In November 1945, a standard Meteor Mark IV, piloted by Group Captain H J Wilson, AFC, broke the World Air Speed Record at Herne Bay with a speed of 606 mph. This was the first jet air speed record and the first air speed record over 600 mph.
The most prolific version of the Meteor to be built was the Meteor F.Mark 8, which had gyroscopic gunsights, a bubble canopy, ejection seats and larger Derwent engines. This version had a maximum speed of 600 mph (966 kph); and had the nicknames of Meatbox and/or Meaty Whore. The Meteor F8 was the RAF's principal day fighter from 1950 to 1955.
A two-seat, dual control training version was built for the RAF under the designation of Meteor T.Mark 7; and a two-seat night fighter known as the Meteor NF Mark 13, entered service in 1952. By this time production had been handed over to Armstrong-Whitworth who, along with Gloster, were part of the Hawker-Siddely Group.
Production of the Gloster Meteor finally ended in 1954, a total of 3,947 having been built; of which 547 were night fighters built by Armstrong-Whitworth.

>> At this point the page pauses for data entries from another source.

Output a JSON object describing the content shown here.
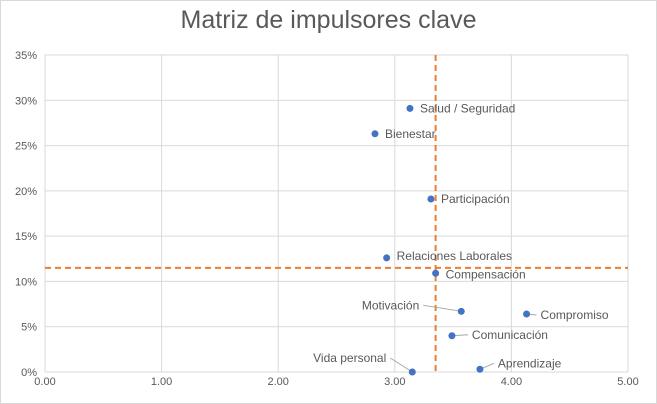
{
  "chart_data": {
    "type": "scatter",
    "title": "Matriz de impulsores clave",
    "xlim": [
      0,
      5
    ],
    "ylim": [
      0,
      0.35
    ],
    "x_ticks": [
      "0.00",
      "1.00",
      "2.00",
      "3.00",
      "4.00",
      "5.00"
    ],
    "y_ticks": [
      "0%",
      "5%",
      "10%",
      "15%",
      "20%",
      "25%",
      "30%",
      "35%"
    ],
    "grid": true,
    "reference_lines": {
      "x": 3.35,
      "y": 0.115
    },
    "colors": {
      "point": "#4472c4",
      "reference": "#ed7d31",
      "grid": "#d9d9d9",
      "text": "#595959"
    },
    "points": [
      {
        "label": "Salud / Seguridad",
        "x": 3.13,
        "y": 0.291
      },
      {
        "label": "Bienestar",
        "x": 2.83,
        "y": 0.263
      },
      {
        "label": "Participación",
        "x": 3.31,
        "y": 0.191
      },
      {
        "label": "Relaciones Laborales",
        "x": 2.93,
        "y": 0.126
      },
      {
        "label": "Compensación",
        "x": 3.35,
        "y": 0.109
      },
      {
        "label": "Motivación",
        "x": 3.57,
        "y": 0.067
      },
      {
        "label": "Compromiso",
        "x": 4.13,
        "y": 0.064
      },
      {
        "label": "Comunicación",
        "x": 3.49,
        "y": 0.04
      },
      {
        "label": "Vida personal",
        "x": 3.15,
        "y": 0.0
      },
      {
        "label": "Aprendizaje",
        "x": 3.73,
        "y": 0.003
      }
    ]
  }
}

Versions of the Meteor remained in front-line service for many years, and Meteor night fighters, in particular, remained in front-line RAF service until 1961. After this some night fighters were converted to navigation trainers, whilst some thirty Meteor F.8s were converted to a simple target tug configuration and redesignated Meteor F(TT).82 Target tug Meteors remained in RAF service at least until the 1970s.
Today, there are approximately half a dozen Meteors still airworthy, with most being in the UK. The Temora Aircraft Museum in New South Wales, Australia, however, has the only Meteor F.8 in the world still flying.
2. The only modification was the fitting of a target towing lug under the fuselage to pull a target banner along.